A k-mer with a low frequency, however, may not be inaccurate due to bias and sequencing mistakes. Therefore, it is not ideal to discriminate solid k-mers just by frequency. We suggest a unique strategy of using z-score to identify incorrectly categorised weak and solid kmers in order to address this issue rather than ignoring it by existing ways.
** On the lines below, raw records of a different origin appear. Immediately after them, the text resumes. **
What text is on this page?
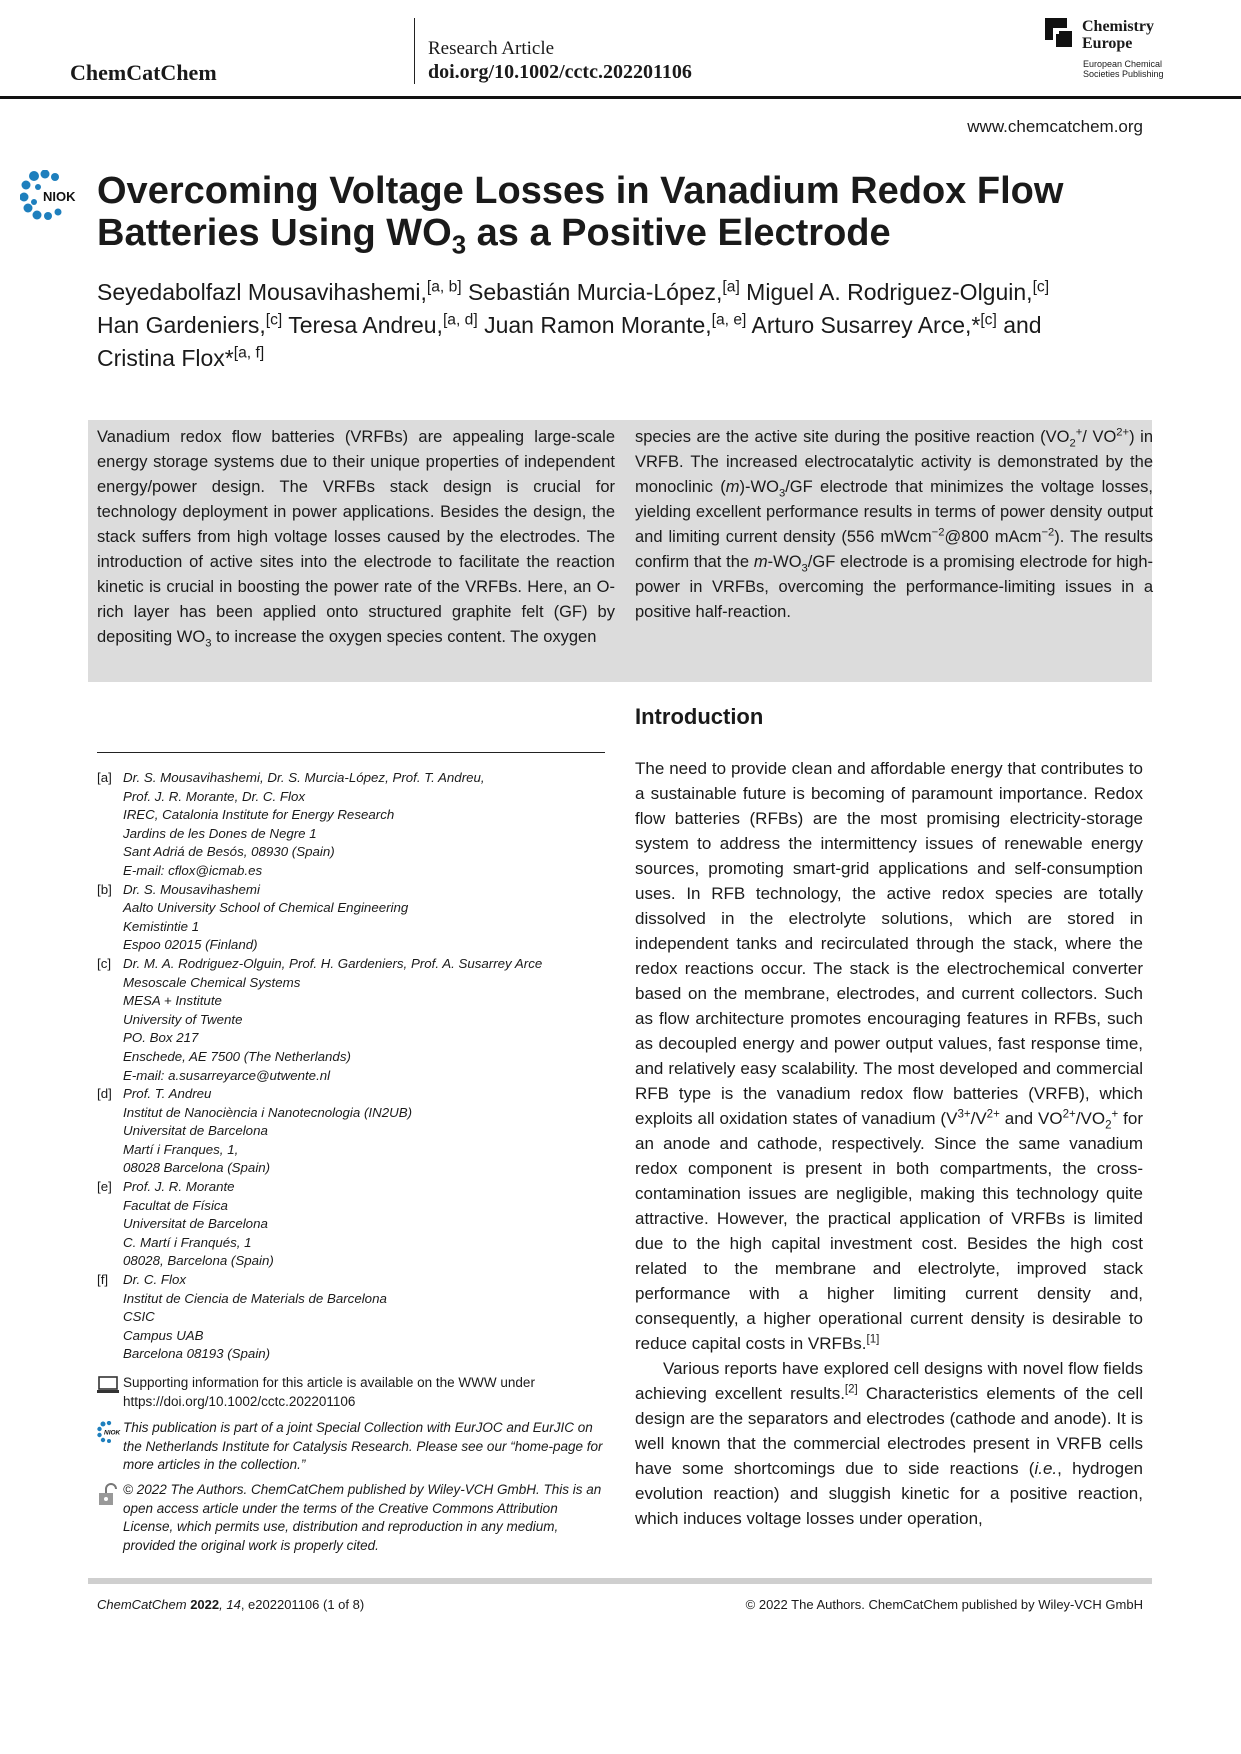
ChemCatChem
Research Article
doi.org/10.1002/cctc.202201106
Chemistry
Europe
European Chemical
Societies Publishing
www.chemcatchem.org
NIOK Overcoming Voltage Losses in Vanadium Redox Flow
Batteries Using $WO_3$ as a Positive Electrode
Seyedabolfazl Mousavihashemi,[a, b] Sebastián Murcia-López,[a] Miguel A. Rodriguez-Olguin,[c]
Han Gardeniers,[c] Teresa Andreu,[a, d] Juan Ramon Morante,[a, e] Arturo Susarrey Arce,*[c] and
Cristina Flox*[a, f]
Vanadium redox flow batteries (VRFBs) are appealing large-scale energy storage systems due to their unique properties of independent energy/power design. The VRFBs stack design is crucial for technology deployment in power applications. Besides the design, the stack suffers from high voltage losses caused by the electrodes. The introduction of active sites into the electrode to facilitate the reaction kinetic is crucial in boosting the power rate of the VRFBs. Here, an O-rich layer has been applied onto structured graphite felt (GF) by depositing $WO_3$ to increase the oxygen species content. The oxygen
species are the active site during the positive reaction ($VO_2^+/$ $VO^{2+}$) in VRFB. The increased electrocatalytic activity is demonstrated by the monoclinic $(m)-WO_3/GF$ electrode that minimizes the voltage losses, yielding excellent performance results in terms of power density output and limiting current density (556 mWcm$^{-2}$@800 mAcm$^{-2}$). The results confirm that the $m-WO_3/GF$ electrode is a promising electrode for high-power in VRFBs, overcoming the performance-limiting issues in a positive half-reaction.
Introduction

The need to provide clean and affordable energy that contributes to a sustainable future is becoming of paramount importance. Redox flow batteries (RFBs) are the most promising electricity-storage system to address the intermittency issues of renewable energy sources, promoting smart-grid applications and self-consumption uses. In RFB technology, the active redox species are totally dissolved in the electrolyte solutions, which are stored in independent tanks and recirculated through the stack, where the redox reactions occur. The stack is the electrochemical converter based on the membrane, electrodes, and current collectors. Such as flow architecture promotes encouraging features in RFBs, such as decoupled energy and power output values, fast response time, and relatively easy scalability. The most developed and commercial RFB type is the vanadium redox flow batteries (VRFB), which exploits all oxidation states of vanadium ($V^{3+}/V^{2+}$ and $VO^{2+}/VO_2^+$ for an anode and cathode, respectively. Since the same vanadium redox component is present in both compartments, the cross-contamination issues are negligible, making this technology quite attractive. However, the practical application of VRFBs is limited due to the high capital investment cost. Besides the high cost related to the membrane and electrolyte, improved stack performance with a higher limiting current density and, consequently, a higher operational current density is desirable to reduce capital costs in VRFBs.[1]

Various reports have explored cell designs with novel flow fields achieving excellent results.[2] Characteristics elements of the cell design are the separators and electrodes (cathode and anode). It is well known that the commercial electrodes present in VRFB cells have some shortcomings due to side reactions (i.e., hydrogen evolution reaction) and sluggish kinetic for a positive reaction, which induces voltage losses under operation,

[a] Dr. S. Mousavihashemi, Dr. S. Murcia-López, Prof. T. Andreu,
Prof. J. R. Morante, Dr. C. Flox
IREC, Catalonia Institute for Energy Research
Jardins de les Dones de Negre 1
Sant Adriá de Besós, 08930 (Spain)
E-mail: cflox@icmab.es
[b] Dr. S. Mousavihashemi
Aalto University School of Chemical Engineering
Kemistintie 1
Espoo 02015 (Finland)
[c] Dr. M. A. Rodriguez-Olguin, Prof. H. Gardeniers, Prof. A. Susarrey Arce
Mesoscale Chemical Systems
MESA + Institute
University of Twente
PO. Box 217
Enschede, AE 7500 (The Netherlands)
E-mail: a.susarreyarce@utwente.nl
[d] Prof. T. Andreu
Institut de Nanociència i Nanotecnologia (IN2UB)
Universitat de Barcelona
Martí i Franques, 1,
08028 Barcelona (Spain)
[e] Prof. J. R. Morante
Facultat de Física
Universitat de Barcelona
C. Martí i Franqués, 1
08028, Barcelona (Spain)
[f]	Dr. C. Flox
Institut de Ciencia de Materials de Barcelona
CSIC
Campus UAB
Barcelona 08193 (Spain)
Supporting information for this article is available on the WWW under https://doi.org/10.1002/cctc.202201106
NIOK This publication is part of a joint Special Collection with EurJOC and EurJIC on the Netherlands Institute for Catalysis Research. Please see our “home-page for more articles in the collection.”
© 2022 The Authors. ChemCatChem published by Wiley-VCH GmbH. This is an open access article under the terms of the Creative Commons Attribution License, which permits use, distribution and reproduction in any medium, provided the original work is properly cited.
ChemCatChem 2022, 14, e202201106 (1 of 8)	© 2022 The Authors. ChemCatChem published by Wiley-VCH GmbH
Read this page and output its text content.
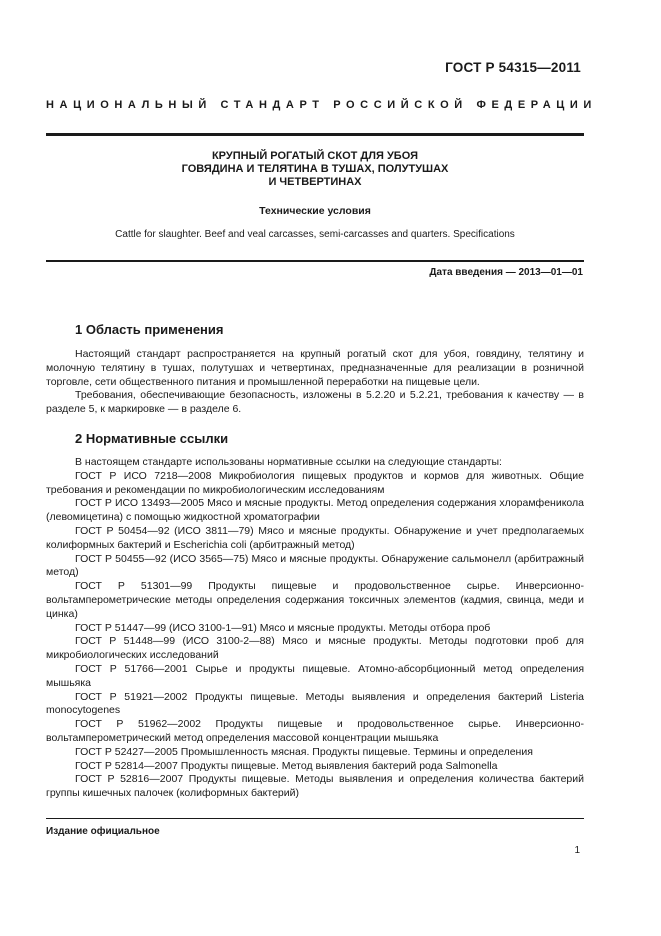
ГОСТ Р 54315—2011
НАЦИОНАЛЬНЫЙ СТАНДАРТ РОССИЙСКОЙ ФЕДЕРАЦИИ
КРУПНЫЙ РОГАТЫЙ СКОТ ДЛЯ УБОЯ
ГОВЯДИНА И ТЕЛЯТИНА В ТУШАХ, ПОЛУТУШАХ
И ЧЕТВЕРТИНАХ
Технические условия
Cattle for slaughter. Beef and veal carcasses, semi-carcasses and quarters. Specifications
Дата введения — 2013—01—01
1 Область применения

Настоящий стандарт распространяется на крупный рогатый скот для убоя, говядину, телятину и молочную телятину в тушах, полутушах и четвертинах, предназначенные для реализации в розничной торговле, сети общественного питания и промышленной переработки на пищевые цели.

Требования, обеспечивающие безопасность, изложены в 5.2.20 и 5.2.21, требования к качеству — в разделе 5, к маркировке — в разделе 6.

2 Нормативные ссылки

В настоящем стандарте использованы нормативные ссылки на следующие стандарты:

ГОСТ Р ИСО 7218—2008 Микробиология пищевых продуктов и кормов для животных. Общие требования и рекомендации по микробиологическим исследованиям

ГОСТ Р ИСО 13493—2005 Мясо и мясные продукты. Метод определения содержания хлорамфеникола (левомицетина) с помощью жидкостной хроматографии

ГОСТ Р 50454—92 (ИСО 3811—79) Мясо и мясные продукты. Обнаружение и учет предполагаемых колиформных бактерий и Escherichia coli (арбитражный метод)

ГОСТ Р 50455—92 (ИСО 3565—75) Мясо и мясные продукты. Обнаружение сальмонелл (арбитражный метод)

ГОСТ Р 51301—99 Продукты пищевые и продовольственное сырье. Инверсионно-вольтамперометрические методы определения содержания токсичных элементов (кадмия, свинца, меди и цинка)

ГОСТ Р 51447—99 (ИСО 3100-1—91) Мясо и мясные продукты. Методы отбора проб

ГОСТ Р 51448—99 (ИСО 3100-2—88) Мясо и мясные продукты. Методы подготовки проб для микробиологических исследований

ГОСТ Р 51766—2001 Сырье и продукты пищевые. Атомно-абсорбционный метод определения мышьяка

ГОСТ Р 51921—2002 Продукты пищевые. Методы выявления и определения бактерий Listeria monocytogenes

ГОСТ Р 51962—2002 Продукты пищевые и продовольственное сырье. Инверсионно-вольтамперометрический метод определения массовой концентрации мышьяка

ГОСТ Р 52427—2005 Промышленность мясная. Продукты пищевые. Термины и определения

ГОСТ Р 52814—2007 Продукты пищевые. Метод выявления бактерий рода Salmonella

ГОСТ Р 52816—2007 Продукты пищевые. Методы выявления и определения количества бактерий группы кишечных палочек (колиформных бактерий)

Издание официальное
1
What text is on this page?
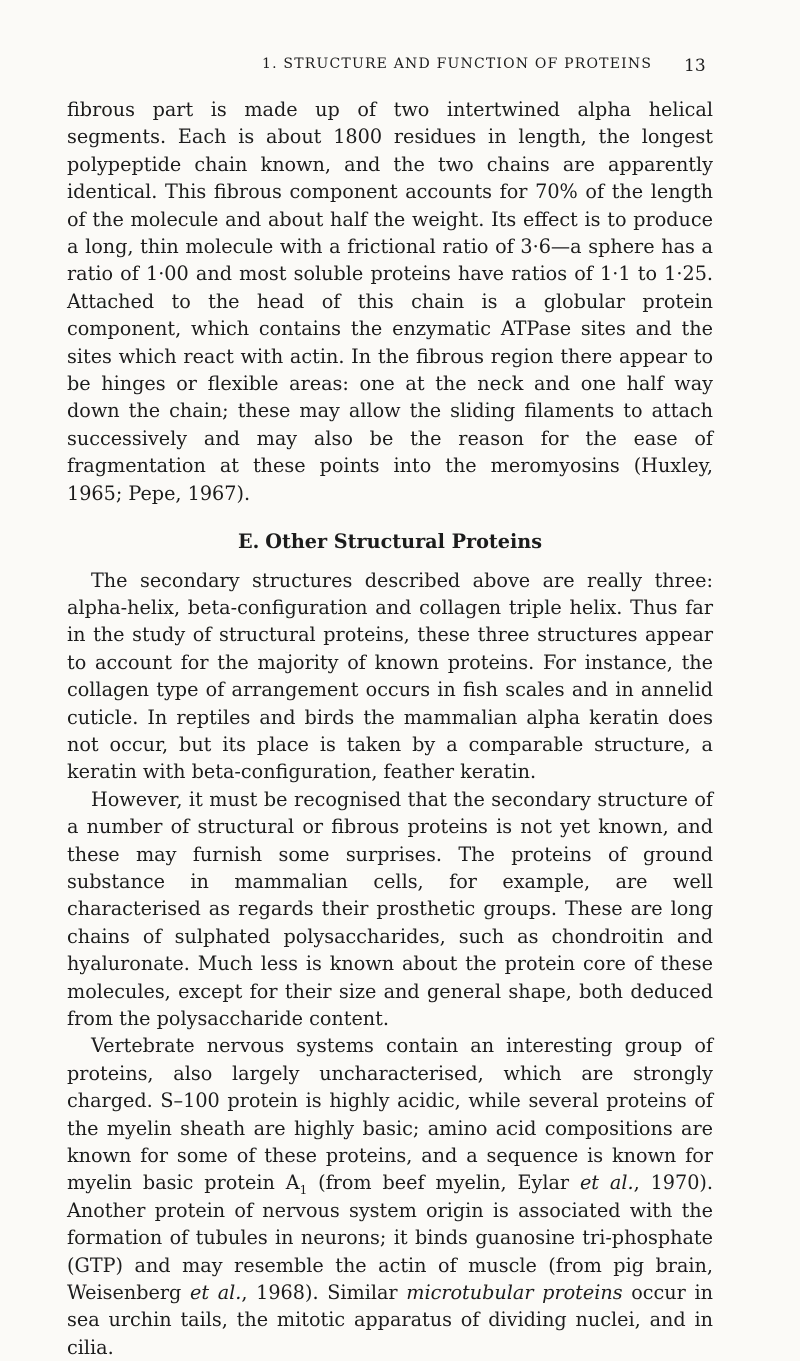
1. STRUCTURE AND FUNCTION OF PROTEINS 13

fibrous part is made up of two intertwined alpha helical segments. Each is about 1800 residues in length, the longest polypeptide chain known, and the two chains are apparently identical. This fibrous component accounts for 70% of the length of the molecule and about half the weight. Its effect is to produce a long, thin molecule with a frictional ratio of 3·6—a sphere has a ratio of 1·00 and most soluble proteins have ratios of 1·1 to 1·25. Attached to the head of this chain is a globular protein component, which contains the enzymatic ATPase sites and the sites which react with actin. In the fibrous region there appear to be hinges or flexible areas: one at the neck and one half way down the chain; these may allow the sliding filaments to attach successively and may also be the reason for the ease of fragmentation at these points into the meromyosins (Huxley, 1965; Pepe, 1967).

E. Other Structural Proteins

The secondary structures described above are really three: alpha-helix, beta-configuration and collagen triple helix. Thus far in the study of structural proteins, these three structures appear to account for the majority of known proteins. For instance, the collagen type of arrangement occurs in fish scales and in annelid cuticle. In reptiles and birds the mammalian alpha keratin does not occur, but its place is taken by a comparable structure, a keratin with beta-configuration, feather keratin.

However, it must be recognised that the secondary structure of a number of structural or fibrous proteins is not yet known, and these may furnish some surprises. The proteins of ground substance in mammalian cells, for example, are well characterised as regards their prosthetic groups. These are long chains of sulphated polysaccharides, such as chondroitin and hyaluronate. Much less is known about the protein core of these molecules, except for their size and general shape, both deduced from the polysaccharide content.

Vertebrate nervous systems contain an interesting group of proteins, also largely uncharacterised, which are strongly charged. S–100 protein is highly acidic, while several proteins of the myelin sheath are highly basic; amino acid compositions are known for some of these proteins, and a sequence is known for myelin basic protein $A_1$ (from beef myelin, Eylar et al., 1970). Another protein of nervous system origin is associated with the formation of tubules in neurons; it binds guanosine tri-phosphate (GTP) and may resemble the actin of muscle (from pig brain, Weisenberg et al., 1968). Similar microtubular proteins occur in sea urchin tails, the mitotic apparatus of dividing nuclei, and in cilia.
Research demonstrates that the z-score may be used to discriminate between genuine solid k-mers.

References

Alic AS, Blanquer I, Dopazo J and Ruzafa D (2016). Objective review of de novo stand-alone error correction methods for NGS data. WIREs Comput Mol Sci. 6: 111-146.

Indexed at, Google Scholar , Crossref

Kelley DR, Schatz MC, Salzberg SL (2010). Quake: Quality-aware detection and correction of sequencing errors. Genome Biol. 11: R116.

Indexed at, Google Scholar , Crossref

Salmela L, Schroder J (2011). Correcting errors in short reads by multiple alignments. Bioinformatics. 27: 1455-1461.

Indexed at, Google Scholar , Crossref

Chen D, Hwu WM, Heo Y, Ma J, Wu XL (2014). BLESS: Bloom filter-based error correction solution for high-throughput sequencing reads. Bioinformatics. 30: 1354-1362.

Indexed at, Google Scholar , Crossref

Chen Q, Jiang P, Li W, Li J, Wong L, et al (2017). MapReduce for accurate error correction of next generation sequencing data. Bioinformatics. 33: 3844-3851.

Indexed at, Google Scholar , Crossref

Copyright: 2022 International Research Journals This is an open access article distributed under the terms of the Creative Commons Attribution License, which permits unrestricted use, distribution, and reproduction in any medium, provided the original work is properly cited.